For more information, see [Helpers](/doc/tools/crawler/apis/configuration/actions#param-record-extractor-helpers).

## Actions

Actions instruct the crawler what information to extract from matching URLs.
They're part of your [Crawler configuration](/doc/tools/crawler/getting-started/crawler-configuration).
A crawler can have up to 30 [actions](/doc/tools/crawler/apis/configuration/actions).

Each action in the [configuration](/doc/tools/crawler/getting-started/crawler-configuration#the-editor) must include:

* `indexName`: the name of the Algolia <Index /> where you want to store the extracted records.
* `pathsToMatch`: patterns for URLs to which this action should apply.

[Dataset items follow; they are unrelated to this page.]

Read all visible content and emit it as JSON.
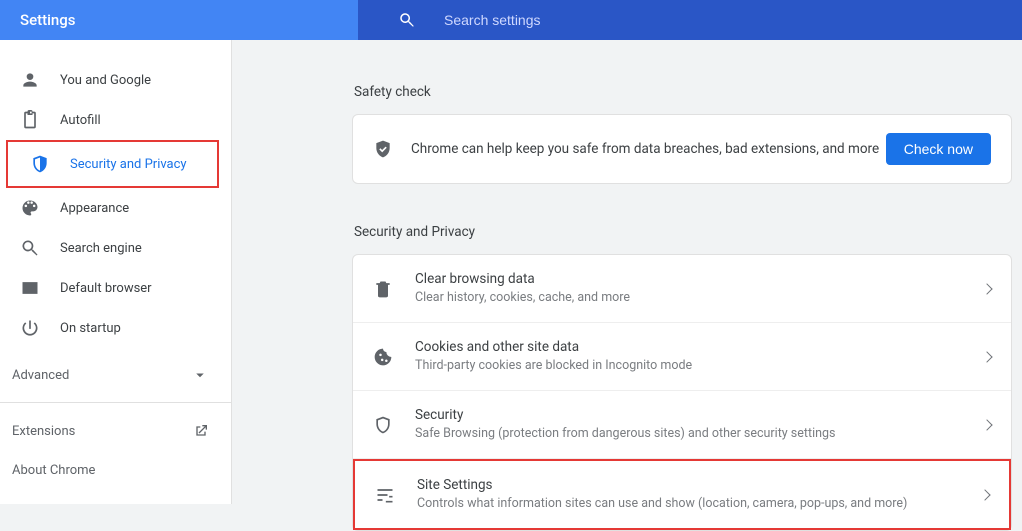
{
  "header": {
    "title": "Settings",
    "search_placeholder": "Search settings"
  },
  "sidebar": {
    "items": [
      {
        "id": "you-and-google",
        "label": "You and Google"
      },
      {
        "id": "autofill",
        "label": "Autofill"
      },
      {
        "id": "security-and-privacy",
        "label": "Security and Privacy",
        "active": true
      },
      {
        "id": "appearance",
        "label": "Appearance"
      },
      {
        "id": "search-engine",
        "label": "Search engine"
      },
      {
        "id": "default-browser",
        "label": "Default browser"
      },
      {
        "id": "on-startup",
        "label": "On startup"
      }
    ],
    "advanced_label": "Advanced",
    "extensions_label": "Extensions",
    "about_label": "About Chrome"
  },
  "main": {
    "safety": {
      "heading": "Safety check",
      "text": "Chrome can help keep you safe from data breaches, bad extensions, and more",
      "button": "Check now"
    },
    "security_and_privacy": {
      "heading": "Security and Privacy",
      "rows": [
        {
          "id": "clear-browsing-data",
          "title": "Clear browsing data",
          "desc": "Clear history, cookies, cache, and more"
        },
        {
          "id": "cookies",
          "title": "Cookies and other site data",
          "desc": "Third-party cookies are blocked in Incognito mode"
        },
        {
          "id": "security",
          "title": "Security",
          "desc": "Safe Browsing (protection from dangerous sites) and other security settings"
        },
        {
          "id": "site-settings",
          "title": "Site Settings",
          "desc": "Controls what information sites can use and show (location, camera, pop-ups, and more)"
        }
      ]
    }
  }
}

For example: `https://www.algolia.com/blog/**` tells the crawler to run this action on all pages of the Algolia blog.
* `recordExtractor`: a function that defines what information to extract from each visited page, and formats it as records for your Algolia index. You can use [helpers](#helpers) to write less code.

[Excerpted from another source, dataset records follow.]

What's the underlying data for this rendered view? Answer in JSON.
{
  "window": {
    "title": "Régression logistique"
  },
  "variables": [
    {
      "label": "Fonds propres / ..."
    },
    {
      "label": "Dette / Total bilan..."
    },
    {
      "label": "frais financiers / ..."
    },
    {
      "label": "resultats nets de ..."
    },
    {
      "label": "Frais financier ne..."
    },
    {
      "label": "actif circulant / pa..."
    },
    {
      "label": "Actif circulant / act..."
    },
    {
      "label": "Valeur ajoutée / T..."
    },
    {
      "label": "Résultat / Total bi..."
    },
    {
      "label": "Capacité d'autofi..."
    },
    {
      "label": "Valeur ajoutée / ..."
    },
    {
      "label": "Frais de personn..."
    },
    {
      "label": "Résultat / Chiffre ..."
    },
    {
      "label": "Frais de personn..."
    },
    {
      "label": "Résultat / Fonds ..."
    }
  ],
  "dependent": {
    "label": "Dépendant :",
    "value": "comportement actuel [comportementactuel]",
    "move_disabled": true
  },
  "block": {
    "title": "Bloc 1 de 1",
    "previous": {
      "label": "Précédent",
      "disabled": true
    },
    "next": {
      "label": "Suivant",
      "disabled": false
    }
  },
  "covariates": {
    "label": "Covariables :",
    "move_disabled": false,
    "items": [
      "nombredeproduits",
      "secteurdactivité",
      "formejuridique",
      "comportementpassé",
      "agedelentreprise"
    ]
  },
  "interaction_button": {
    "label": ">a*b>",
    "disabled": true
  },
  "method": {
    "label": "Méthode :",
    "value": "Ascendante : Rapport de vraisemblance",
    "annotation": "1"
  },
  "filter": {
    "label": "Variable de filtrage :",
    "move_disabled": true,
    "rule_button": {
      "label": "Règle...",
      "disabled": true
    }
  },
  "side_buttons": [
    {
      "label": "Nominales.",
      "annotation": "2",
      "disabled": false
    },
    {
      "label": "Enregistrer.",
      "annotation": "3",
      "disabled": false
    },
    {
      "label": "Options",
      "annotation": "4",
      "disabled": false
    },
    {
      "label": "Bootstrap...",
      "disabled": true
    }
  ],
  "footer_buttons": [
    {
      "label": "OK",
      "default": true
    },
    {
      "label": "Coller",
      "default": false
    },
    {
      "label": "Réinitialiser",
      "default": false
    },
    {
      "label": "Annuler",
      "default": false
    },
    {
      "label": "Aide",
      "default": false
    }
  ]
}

```js JavaScript icon=code theme={"system"}
actions: [
  {
    indexName: "algolia-docs",
    pathsToMatch: ["https://www.algolia.com/doc/**"],
    recordExtractor: ({ helpers }) => {
      return helpers.docsearch({
        recordProps: {
          lvl1: ["header h1", "article h1", "main h1", "h1", "head > title"],
          content: ["article p, article li", "main p, main li", "p", "li"],
          lvl0: {
            selectors: "",
            defaultValue: "Documentation",
          },
          lvl2: ["article h2", "main h2", "h2"],
          lvl3: ["article h3", "main h3", "h3"], 
          lvl4: ["article h4", "main h4", "h4"], 
          lvl5: ["article h5", "main h5", "h5"], 
          lvl6: ["article h6", "main h6", "h6"], 
        },
        aggregateContent: true,
        recordVersion: "v3",
      });
    },
  },
],
```

For complete configurations, see the [examples repository on GitHub](https://github.com/algolia/crawler-configurations-examples).

## Indices created by the crawler

An [index](/doc/guides/sending-and-managing-data/prepare-your-data/in-depth/prepare-data-in-depth#algolia-index) is where the Algolia Crawler stores the extracted data from your pages.
In most cases, you'll have one index for each content type, such as articles or products.
You can find all your indices, including those that weren't created by the Crawler,
in the [Algolia dashboard](https://dashboard.algolia.com/).

The Algolia Crawler creates three types of indices:

* **Production** indices don't have suffixes. The production index contains the records extracted by the latest crawl. If you manually start a new crawl and a scheduled crawl is ongoing, these records are added to a temporary index instead.
* **Backup** indices have the .bak suffix. For extra safety, you can keep a backup of your last production index. To learn more, see the [`saveBackup`](/doc/tools/crawler/apis/configuration/save-backup) parameter.
* **Temporary** indices have the .tmp suffix. During a crawl, the Crawler adds extracted records to a temporary index. If the crawl is successful, the temporary index from the latest crawl replaces the production index.